Qual a grande lição histórica da experiência do Lampião da Esquina e do grupo Somos que podemos tomar para nós?
“Lampião da Esquina” foi uma expressão libertária de um grupo social que começou a se organizar para se defender dos preconceitos seculares e conquistar seus direitos. Hoje, a comunidade LGBT é assombrada pela ilusão de que chegamos ao paraíso – bastando acessar a internet e encontrar o próximo parceiro de cama. Na contramão desse conformismo, eu me reporto a um documentário que fiz clandestinamente, em 1969, no qual inseri em várias línguas esta frase que me parece um parâmetro de vitalidade política: “É preciso atrever-se a pensar, falar, agir, ser temerário e não intimidar-se com os grandes nomes nem as autoridades.” Dentro do grupo Somos-SP, aliás, nós reivindicávamos a necessidade de cada homossexual ser dono da sua própria voz, inclusive contra lideranças manipuladoras ou doutores donos do saber. Tínhamos convicção de que ninguém é dono do saber e estávamos cansados de ter a voz da ciência, das igrejas e dos legisladores falando por nós – em geral, para nos condenar.
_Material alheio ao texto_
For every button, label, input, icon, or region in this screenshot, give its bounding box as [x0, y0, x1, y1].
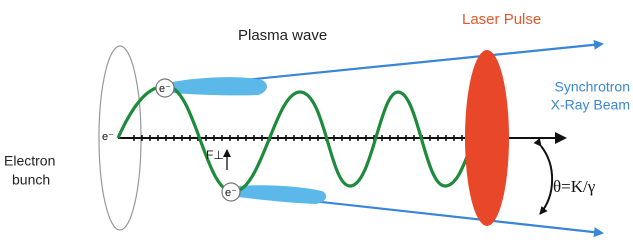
ion [387, 135, 393, 141]
diagram: e⁻ e⁻ e⁻ F⊥ θ=K/γ Plasma wave Laser Puls… [0, 0, 633, 244]
ion [139, 135, 145, 141]
ion [179, 135, 185, 141]
ion [451, 135, 457, 141]
electron-bunch-label: Electron [4, 153, 55, 169]
ion [131, 135, 137, 141]
ion [235, 135, 241, 141]
ion [291, 135, 297, 141]
synchrotron-label: Synchrotron [555, 79, 630, 95]
ion [307, 135, 313, 141]
ion [211, 135, 217, 141]
laser-pulse [465, 50, 509, 226]
ion [339, 135, 345, 141]
ion [171, 135, 177, 141]
ion [155, 135, 161, 141]
ion [299, 135, 305, 141]
ion [379, 135, 385, 141]
electron-label: e⁻ [102, 131, 114, 143]
plasma-wave-label: Plasma wave [238, 27, 327, 44]
ion [435, 135, 441, 141]
force-label: F⊥ [206, 148, 224, 162]
ion [219, 135, 225, 141]
radiation-cone-upper [172, 77, 267, 95]
ion [443, 135, 449, 141]
laser-pulse-label: Laser Pulse [462, 11, 541, 28]
angle-arc [540, 146, 552, 214]
ion [427, 135, 433, 141]
ion [459, 135, 465, 141]
ion [355, 135, 361, 141]
ion [227, 135, 233, 141]
ion [259, 135, 265, 141]
radiation-cone-lower [238, 185, 326, 204]
ion [331, 135, 337, 141]
ion [283, 135, 289, 141]
ion [243, 135, 249, 141]
angle-label: θ=K/γ [553, 177, 596, 196]
page: {"labels": { "plasma_wave": "Plasma wave… [0, 0, 633, 244]
electron-label: e⁻ [159, 83, 171, 95]
ion [203, 135, 209, 141]
ion [163, 135, 169, 141]
electron-bunch-label: bunch [12, 172, 50, 188]
ion [315, 135, 321, 141]
ion [403, 135, 409, 141]
ion [187, 135, 193, 141]
ion [363, 135, 369, 141]
ion [395, 135, 401, 141]
ion [411, 135, 417, 141]
electron-label: e⁻ [225, 187, 237, 199]
ion [347, 135, 353, 141]
ion [251, 135, 257, 141]
ion [275, 135, 281, 141]
synchrotron-label: X-Ray Beam [551, 97, 630, 113]
ion [147, 135, 153, 141]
Já então, lutávamos também contra a cooptação de qualquer partido político, que poderia sim ser nosso aliado, mas nunca nosso mentor, como tem acontecido com as cooptações de lideranças homossexuais na atualidade. As manifestações de junho de 2013 vieram mostrar que nós, em 1978, tínhamos razão ao reivindicar a autonomia dos movimentos sociais e a ação direta em nosso questionamento político, utilizando nossa própria voz e não a voz de possíveis “companheiros”, sempre quando interessa a eles, é claro.